Посмотрел на дочь последний раз – и пошел к реке, к полноводной Гимре, что выливается из Синь-озера аж в пять просторных потоков, чтобы соединиться в общее течение ниже, в скальной теснине.
Чужак шел – и все примечали: скрипят его шаги. Мох проминается и уже не поднимается снова, оборотясь в золотой оттиск следа. И песок берега тоже спекается в сплошные печати золота… Люди чужака шли за ним. Одни несли прозрачный ящик, чтобы погрузить в реку. Иные поддевали лопаткой каждый след и убирали в мешок, припасенный заранее.

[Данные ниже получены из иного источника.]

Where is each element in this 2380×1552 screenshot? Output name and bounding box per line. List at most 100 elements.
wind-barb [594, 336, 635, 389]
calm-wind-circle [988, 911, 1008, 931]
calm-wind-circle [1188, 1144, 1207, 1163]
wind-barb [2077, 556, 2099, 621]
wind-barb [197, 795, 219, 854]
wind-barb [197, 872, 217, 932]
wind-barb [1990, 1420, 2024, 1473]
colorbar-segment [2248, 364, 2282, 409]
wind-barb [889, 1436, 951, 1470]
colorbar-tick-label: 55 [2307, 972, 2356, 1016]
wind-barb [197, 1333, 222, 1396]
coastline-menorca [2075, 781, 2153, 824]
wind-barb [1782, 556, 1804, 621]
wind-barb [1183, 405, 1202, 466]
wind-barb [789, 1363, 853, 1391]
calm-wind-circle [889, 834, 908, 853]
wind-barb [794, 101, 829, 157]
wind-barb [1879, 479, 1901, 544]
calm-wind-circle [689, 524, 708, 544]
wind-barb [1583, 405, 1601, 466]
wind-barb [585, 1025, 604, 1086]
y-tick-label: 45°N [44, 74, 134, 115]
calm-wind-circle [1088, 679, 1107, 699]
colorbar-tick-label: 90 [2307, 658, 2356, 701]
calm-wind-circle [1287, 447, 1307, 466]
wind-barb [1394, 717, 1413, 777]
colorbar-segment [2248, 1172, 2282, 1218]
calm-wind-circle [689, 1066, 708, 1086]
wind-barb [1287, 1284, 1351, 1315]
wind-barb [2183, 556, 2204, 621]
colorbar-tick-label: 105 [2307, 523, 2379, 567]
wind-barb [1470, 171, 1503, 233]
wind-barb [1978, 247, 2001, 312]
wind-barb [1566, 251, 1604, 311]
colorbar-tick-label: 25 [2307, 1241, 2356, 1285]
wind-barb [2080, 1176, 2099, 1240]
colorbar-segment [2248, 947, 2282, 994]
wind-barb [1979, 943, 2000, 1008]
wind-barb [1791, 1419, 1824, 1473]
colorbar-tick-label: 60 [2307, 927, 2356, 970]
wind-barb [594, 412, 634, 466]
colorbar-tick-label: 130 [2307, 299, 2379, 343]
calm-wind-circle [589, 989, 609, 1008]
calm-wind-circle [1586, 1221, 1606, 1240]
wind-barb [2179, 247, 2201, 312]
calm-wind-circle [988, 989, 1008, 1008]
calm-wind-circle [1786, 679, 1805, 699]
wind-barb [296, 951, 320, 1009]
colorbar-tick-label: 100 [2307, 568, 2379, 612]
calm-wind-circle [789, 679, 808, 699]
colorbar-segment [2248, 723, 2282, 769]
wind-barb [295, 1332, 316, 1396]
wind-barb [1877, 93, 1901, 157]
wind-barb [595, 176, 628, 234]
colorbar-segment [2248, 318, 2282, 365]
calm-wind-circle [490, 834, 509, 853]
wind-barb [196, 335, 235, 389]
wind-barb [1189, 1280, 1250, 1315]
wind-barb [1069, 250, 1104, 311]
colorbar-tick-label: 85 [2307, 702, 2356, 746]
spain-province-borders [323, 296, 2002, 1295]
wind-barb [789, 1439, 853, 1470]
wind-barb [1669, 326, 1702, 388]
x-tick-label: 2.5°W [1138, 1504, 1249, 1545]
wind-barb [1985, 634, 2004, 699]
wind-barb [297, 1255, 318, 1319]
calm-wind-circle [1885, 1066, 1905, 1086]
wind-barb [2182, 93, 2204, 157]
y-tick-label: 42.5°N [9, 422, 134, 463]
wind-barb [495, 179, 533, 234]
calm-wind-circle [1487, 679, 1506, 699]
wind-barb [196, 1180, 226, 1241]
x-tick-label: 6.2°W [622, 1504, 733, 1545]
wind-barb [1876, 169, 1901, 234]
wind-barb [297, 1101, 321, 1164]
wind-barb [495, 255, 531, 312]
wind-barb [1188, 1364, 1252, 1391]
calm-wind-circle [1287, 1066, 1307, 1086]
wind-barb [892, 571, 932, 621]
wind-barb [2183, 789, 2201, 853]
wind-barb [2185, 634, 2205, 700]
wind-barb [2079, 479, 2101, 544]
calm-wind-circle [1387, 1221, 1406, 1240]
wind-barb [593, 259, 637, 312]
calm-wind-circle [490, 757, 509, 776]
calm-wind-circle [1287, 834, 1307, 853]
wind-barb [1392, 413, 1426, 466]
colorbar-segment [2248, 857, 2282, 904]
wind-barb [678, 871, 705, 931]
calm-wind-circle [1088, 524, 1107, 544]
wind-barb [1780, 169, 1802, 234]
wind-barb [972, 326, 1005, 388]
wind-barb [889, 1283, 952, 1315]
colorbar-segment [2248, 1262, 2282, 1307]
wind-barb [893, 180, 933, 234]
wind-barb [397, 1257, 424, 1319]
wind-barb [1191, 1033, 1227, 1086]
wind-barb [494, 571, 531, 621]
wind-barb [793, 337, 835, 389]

На широкой береговой косе чужак расстался со своими людьми. Поклонился им, назвал какое-то место, полное золота, заготовленного заранее в оплату похода. Настрого велел удалиться теперь же и не оборачиваться, не останавливаться до следующего заката. И еще семь дней и ночей не опускать мешков с золотыми следами на землю. Только так и сохранится то, что накоплено – неизменным.
Когда люди ушли, чужак долго глядел им вслед. По щеке сползла слезинка. Полетела, упала в песок – золотая, блескучая!
Чужак поклонился кукушке и сыну вождя. Отвернулся, шагнул в воду и побрел, постепенно погружаясь. Про колено… по пояс… по грудь… по горло… И вот охнули люди на берегу: вода с плеском сошлась над головой чужака! Круговая волна с золотым отливом прокатилась по реке, маслянно-медленная и мощная. И всем показалось: они видят чужака в воде, он делается ярче, наливается золотом и обретает гибкость, недоступную людям. Тело его извивается, уходя все глубже, глубже… и наконец пропадает.
Люди вздохнули, переглянулись… и снова обернулись к реке: на глубине родилось большое сияние, пошло вверх – и проявило подлинного змея-полоза! Каждая чешуйка горела солнечным огнем. Мощное тело крутило речные струи, свивало в воронку. Вода лизала берега – и отступала, лизала – и отступала. Песок менял цвет, светлел… Покуда не сделался вовсе белым. Полоз выявился из воды золотой стрелой, взвился – теперь он был огромен, толще любого кедра! Он, кажется, дотянулся до туч… и рухнул в реку с гулом и грохотом!
Взревел поток, закрутился вьюном, разбрасывая острые, злые брызги. Туман затянул все окрест. И ослабело, угасло золотое сияние. Только земля продолжала дрожать, только река волновалась, только ветер выл зимним волком. А когда все стихло, загомонили птицы. Туман отступил. Солнышко улыбнулось. И не было нигде ни чужака-человека, ни золотого змея.